Parcel volumes have grown substantially, particularly as the pandemic and lockdowns have pushed more consumers towards online shopping. Aramex New Zealand’s cashflow from courier fees has increased 46 percent since 2019 (from $39.6 million to $58 million), according to the company’s latest financial statements.

But many drivers don’t feel as if they have profited from this growth. Per-parcel delivery payments can be as little as 30 cents for a small Trade Me delivery, or 95 cents for a parcel purchased online from Briscoes (with which Aramex has a national contract).

Confronted at 3.30 one morning with a “crazy amount” of such freight waiting to be sorted and delivered, Brian Crossey hit the wall. He was already exhausted from working 14 hours and more a day, six or seven days a week, driving 230 km a day on Northland roads, and often going days without seeing his small children. He had experienced two fatigue-related falls and two near-misses on the road, and had tried over several months to raise the alarm with his regional franchisee about what he called “excessive, dangerous and unlawful working hours and conditions”.

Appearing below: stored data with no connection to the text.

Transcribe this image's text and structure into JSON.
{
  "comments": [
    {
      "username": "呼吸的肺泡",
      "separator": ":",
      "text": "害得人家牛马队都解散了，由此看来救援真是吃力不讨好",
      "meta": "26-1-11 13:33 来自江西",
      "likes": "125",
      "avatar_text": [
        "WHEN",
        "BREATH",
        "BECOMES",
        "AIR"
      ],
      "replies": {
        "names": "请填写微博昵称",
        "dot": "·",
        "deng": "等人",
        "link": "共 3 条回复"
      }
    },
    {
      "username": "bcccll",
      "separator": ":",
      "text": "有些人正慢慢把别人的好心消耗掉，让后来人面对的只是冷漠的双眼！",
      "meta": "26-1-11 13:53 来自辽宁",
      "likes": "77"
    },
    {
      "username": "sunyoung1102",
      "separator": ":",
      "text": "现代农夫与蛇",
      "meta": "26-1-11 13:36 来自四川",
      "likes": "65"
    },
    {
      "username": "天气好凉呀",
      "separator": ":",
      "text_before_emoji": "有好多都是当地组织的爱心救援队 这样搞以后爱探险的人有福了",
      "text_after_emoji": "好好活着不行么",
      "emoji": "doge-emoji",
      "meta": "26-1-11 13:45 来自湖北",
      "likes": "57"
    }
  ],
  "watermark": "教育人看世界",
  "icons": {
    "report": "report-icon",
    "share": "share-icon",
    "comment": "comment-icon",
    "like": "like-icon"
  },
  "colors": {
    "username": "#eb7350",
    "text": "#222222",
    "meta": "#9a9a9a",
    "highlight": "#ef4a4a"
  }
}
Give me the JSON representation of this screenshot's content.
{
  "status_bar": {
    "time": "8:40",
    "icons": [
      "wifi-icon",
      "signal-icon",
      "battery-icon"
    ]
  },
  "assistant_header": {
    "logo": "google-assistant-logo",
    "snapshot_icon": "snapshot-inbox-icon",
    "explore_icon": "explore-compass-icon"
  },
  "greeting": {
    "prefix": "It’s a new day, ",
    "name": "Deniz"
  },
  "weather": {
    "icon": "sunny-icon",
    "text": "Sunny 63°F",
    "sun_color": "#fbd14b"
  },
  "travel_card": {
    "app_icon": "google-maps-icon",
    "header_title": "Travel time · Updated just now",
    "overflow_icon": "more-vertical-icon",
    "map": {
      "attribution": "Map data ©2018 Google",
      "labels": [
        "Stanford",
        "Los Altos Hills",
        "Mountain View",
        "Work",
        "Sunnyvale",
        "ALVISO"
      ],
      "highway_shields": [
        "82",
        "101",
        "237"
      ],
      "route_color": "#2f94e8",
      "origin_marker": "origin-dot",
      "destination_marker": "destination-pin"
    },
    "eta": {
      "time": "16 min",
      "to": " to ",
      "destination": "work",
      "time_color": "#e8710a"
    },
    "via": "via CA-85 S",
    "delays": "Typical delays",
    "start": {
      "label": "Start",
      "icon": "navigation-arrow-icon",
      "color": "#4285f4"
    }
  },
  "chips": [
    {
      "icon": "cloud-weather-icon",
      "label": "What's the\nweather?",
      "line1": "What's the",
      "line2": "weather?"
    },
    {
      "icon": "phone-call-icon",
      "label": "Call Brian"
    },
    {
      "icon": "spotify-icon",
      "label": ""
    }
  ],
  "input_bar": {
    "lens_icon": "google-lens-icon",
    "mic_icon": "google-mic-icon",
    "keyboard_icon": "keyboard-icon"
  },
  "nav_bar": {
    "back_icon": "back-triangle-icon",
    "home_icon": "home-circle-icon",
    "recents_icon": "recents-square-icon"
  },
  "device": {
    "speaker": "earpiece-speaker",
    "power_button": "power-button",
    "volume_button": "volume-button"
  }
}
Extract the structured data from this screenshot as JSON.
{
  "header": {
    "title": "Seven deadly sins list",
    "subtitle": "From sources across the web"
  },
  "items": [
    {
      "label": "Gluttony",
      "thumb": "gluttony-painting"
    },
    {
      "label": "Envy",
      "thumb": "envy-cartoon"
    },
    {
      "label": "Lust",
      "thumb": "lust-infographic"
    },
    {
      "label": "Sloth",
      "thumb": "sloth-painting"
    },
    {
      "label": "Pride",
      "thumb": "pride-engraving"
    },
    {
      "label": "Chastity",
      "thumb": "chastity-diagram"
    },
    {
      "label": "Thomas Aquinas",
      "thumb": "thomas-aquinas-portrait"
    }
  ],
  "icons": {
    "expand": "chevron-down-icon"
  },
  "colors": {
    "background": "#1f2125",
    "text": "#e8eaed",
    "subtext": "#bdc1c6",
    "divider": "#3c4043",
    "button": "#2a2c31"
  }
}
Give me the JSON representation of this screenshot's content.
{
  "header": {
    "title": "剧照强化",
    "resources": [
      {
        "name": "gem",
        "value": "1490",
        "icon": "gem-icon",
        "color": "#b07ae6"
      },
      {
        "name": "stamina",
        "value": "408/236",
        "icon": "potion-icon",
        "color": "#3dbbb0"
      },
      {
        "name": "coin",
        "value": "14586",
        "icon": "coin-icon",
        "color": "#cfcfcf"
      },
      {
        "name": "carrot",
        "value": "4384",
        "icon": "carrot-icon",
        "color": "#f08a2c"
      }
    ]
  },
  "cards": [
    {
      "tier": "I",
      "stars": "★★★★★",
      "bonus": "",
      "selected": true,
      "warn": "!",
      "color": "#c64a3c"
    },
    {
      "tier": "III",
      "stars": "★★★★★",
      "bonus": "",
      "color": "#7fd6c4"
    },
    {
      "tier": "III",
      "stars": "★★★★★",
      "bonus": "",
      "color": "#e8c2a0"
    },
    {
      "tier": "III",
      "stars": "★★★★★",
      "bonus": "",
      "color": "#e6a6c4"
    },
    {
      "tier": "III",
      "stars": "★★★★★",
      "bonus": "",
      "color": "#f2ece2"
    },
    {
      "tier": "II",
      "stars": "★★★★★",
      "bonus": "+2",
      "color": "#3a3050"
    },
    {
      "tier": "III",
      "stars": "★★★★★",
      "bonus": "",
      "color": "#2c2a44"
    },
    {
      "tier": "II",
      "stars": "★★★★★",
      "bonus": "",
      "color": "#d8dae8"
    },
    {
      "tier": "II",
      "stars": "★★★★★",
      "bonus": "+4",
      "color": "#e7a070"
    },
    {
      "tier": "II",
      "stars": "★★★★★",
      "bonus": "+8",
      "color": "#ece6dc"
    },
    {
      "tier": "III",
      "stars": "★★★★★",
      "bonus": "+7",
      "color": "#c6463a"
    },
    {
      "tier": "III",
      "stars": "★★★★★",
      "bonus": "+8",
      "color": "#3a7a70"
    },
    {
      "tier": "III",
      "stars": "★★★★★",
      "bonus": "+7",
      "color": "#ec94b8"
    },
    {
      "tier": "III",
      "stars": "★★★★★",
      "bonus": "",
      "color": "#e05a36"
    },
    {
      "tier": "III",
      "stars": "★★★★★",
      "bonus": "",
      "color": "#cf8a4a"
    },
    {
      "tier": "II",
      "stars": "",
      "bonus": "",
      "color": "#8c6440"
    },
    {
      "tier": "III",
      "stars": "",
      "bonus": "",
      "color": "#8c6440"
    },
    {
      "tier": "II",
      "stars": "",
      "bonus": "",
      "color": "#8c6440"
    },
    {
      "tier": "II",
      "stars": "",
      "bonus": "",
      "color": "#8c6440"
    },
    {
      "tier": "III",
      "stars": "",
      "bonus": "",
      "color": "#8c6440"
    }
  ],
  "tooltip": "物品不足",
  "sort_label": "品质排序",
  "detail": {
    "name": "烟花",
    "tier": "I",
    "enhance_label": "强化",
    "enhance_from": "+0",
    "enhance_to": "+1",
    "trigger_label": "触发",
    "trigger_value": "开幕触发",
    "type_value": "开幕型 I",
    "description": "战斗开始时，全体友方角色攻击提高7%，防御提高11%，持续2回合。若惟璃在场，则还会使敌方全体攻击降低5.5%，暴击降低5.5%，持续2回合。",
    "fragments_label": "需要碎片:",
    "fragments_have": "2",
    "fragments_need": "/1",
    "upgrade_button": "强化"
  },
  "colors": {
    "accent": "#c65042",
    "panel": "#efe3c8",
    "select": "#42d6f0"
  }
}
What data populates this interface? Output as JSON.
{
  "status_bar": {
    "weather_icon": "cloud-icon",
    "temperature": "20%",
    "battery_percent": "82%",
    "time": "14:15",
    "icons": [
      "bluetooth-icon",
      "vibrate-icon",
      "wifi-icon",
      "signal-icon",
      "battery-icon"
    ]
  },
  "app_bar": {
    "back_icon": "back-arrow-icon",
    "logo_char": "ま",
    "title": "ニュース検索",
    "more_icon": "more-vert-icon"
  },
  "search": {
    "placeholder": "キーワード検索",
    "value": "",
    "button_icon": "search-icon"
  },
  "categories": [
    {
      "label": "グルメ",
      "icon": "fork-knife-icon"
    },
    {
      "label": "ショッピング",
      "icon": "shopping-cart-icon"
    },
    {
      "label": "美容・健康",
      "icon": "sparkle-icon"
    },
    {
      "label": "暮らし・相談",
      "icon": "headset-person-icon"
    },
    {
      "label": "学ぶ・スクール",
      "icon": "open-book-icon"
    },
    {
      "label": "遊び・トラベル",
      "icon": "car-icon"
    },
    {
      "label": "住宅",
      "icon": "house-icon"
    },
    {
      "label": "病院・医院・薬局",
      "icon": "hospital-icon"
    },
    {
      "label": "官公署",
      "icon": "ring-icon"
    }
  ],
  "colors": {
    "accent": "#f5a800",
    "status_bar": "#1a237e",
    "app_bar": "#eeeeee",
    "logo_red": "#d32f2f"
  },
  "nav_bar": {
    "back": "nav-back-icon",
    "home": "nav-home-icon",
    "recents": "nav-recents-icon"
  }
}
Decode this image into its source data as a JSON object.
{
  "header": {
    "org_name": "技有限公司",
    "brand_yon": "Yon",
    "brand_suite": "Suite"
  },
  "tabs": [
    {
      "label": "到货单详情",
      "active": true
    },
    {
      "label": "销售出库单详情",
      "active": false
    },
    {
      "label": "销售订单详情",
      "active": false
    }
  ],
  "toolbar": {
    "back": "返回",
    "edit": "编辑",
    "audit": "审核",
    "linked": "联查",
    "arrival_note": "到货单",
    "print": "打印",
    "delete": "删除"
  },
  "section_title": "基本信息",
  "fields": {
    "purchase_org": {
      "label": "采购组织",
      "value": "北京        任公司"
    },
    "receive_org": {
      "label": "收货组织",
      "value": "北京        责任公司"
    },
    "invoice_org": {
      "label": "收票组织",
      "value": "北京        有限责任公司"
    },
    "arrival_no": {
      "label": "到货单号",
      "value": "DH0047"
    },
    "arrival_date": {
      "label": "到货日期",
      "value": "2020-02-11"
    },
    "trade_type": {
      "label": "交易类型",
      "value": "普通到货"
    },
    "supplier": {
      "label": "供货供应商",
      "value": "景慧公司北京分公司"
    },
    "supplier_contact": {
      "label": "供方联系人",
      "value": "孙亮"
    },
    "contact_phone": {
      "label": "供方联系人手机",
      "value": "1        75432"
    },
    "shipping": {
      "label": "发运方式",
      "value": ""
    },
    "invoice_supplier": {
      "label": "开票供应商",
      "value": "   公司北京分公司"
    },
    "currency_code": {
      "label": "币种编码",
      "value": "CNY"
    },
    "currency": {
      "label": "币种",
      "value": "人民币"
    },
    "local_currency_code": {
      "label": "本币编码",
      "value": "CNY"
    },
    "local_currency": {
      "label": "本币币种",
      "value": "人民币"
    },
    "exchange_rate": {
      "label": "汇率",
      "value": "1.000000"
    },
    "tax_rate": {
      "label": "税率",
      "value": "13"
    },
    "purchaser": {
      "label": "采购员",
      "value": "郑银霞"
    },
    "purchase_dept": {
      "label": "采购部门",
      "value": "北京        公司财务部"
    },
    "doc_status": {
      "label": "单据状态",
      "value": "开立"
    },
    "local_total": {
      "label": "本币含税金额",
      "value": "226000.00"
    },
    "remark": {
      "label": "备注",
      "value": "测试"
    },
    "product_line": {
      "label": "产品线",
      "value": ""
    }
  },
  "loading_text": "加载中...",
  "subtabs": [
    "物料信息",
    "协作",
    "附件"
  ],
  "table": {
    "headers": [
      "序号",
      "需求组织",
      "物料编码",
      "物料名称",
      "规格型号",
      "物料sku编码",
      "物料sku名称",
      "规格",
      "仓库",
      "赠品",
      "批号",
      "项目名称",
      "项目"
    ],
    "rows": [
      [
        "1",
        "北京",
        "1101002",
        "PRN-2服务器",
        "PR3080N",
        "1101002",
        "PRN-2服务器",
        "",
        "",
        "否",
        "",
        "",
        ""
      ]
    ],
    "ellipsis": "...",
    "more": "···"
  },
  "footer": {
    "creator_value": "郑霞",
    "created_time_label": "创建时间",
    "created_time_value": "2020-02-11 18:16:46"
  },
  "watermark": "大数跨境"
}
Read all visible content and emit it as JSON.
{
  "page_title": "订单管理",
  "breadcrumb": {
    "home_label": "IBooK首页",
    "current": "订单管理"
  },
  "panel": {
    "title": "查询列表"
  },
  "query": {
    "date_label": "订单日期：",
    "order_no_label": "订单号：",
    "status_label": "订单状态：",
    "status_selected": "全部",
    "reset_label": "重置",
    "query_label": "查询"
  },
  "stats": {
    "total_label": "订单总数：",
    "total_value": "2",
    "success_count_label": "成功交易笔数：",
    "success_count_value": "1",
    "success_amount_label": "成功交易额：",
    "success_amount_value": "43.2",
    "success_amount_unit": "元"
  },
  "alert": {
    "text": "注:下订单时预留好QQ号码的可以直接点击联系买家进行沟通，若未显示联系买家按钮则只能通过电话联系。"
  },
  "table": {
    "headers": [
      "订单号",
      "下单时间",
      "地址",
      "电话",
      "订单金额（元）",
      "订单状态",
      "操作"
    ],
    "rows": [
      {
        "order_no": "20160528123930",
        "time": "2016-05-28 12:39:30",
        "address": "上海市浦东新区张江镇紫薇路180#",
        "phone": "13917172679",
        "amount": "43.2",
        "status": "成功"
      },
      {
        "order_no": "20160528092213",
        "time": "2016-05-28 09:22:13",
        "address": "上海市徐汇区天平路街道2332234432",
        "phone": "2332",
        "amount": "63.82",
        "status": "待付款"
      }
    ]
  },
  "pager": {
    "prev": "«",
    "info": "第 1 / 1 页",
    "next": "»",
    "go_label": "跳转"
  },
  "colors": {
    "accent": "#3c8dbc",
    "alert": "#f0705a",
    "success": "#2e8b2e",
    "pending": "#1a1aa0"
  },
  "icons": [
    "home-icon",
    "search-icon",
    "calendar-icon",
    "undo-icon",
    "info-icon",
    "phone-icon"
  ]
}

He was literally at the top of a cliff and contemplating suicide when he received a fortuitous phone call telling him there was perishable freight that he needed to deliver; if he didn’t do it “a little old lady would go hungry”. He went back to the depot and finished up, then went home and never returned to his Aramex run.

When his doctor declared him unfit for work, his regional franchisee, Stuart Spittle, emailed him to remind him of his obligations to “ensure your exclusive territory is serviced daily”. He then received bills for covering his run, charged at $50 an hour – about four times the income he had been earning. He refused to pay.

Cossey has twice spoken out publicly about his breakdown as a result of stress and exhaustion with Aramex. But he has never been contacted by Aramex New Zealand to offer support, or to find out more about how his involvement with the company had pushed him to the point of near-catastrophe.

Aramex New Zealand’s Mark Little told Newsroom in an email on Tuesday: “This was a matter between an independent Regional Franchisee and Mr Cossey. As for Aramex New Zealand, while we were ensuring that the processes and protocols in addressing such matters are followed, we couldn’t be directly involved throughout the process. All Mr Cossey’s concerns regarding remuneration were fully addressed by the Regional Franchisee.”

*Name has been changed. The interviewee requested anonymity to protect her family.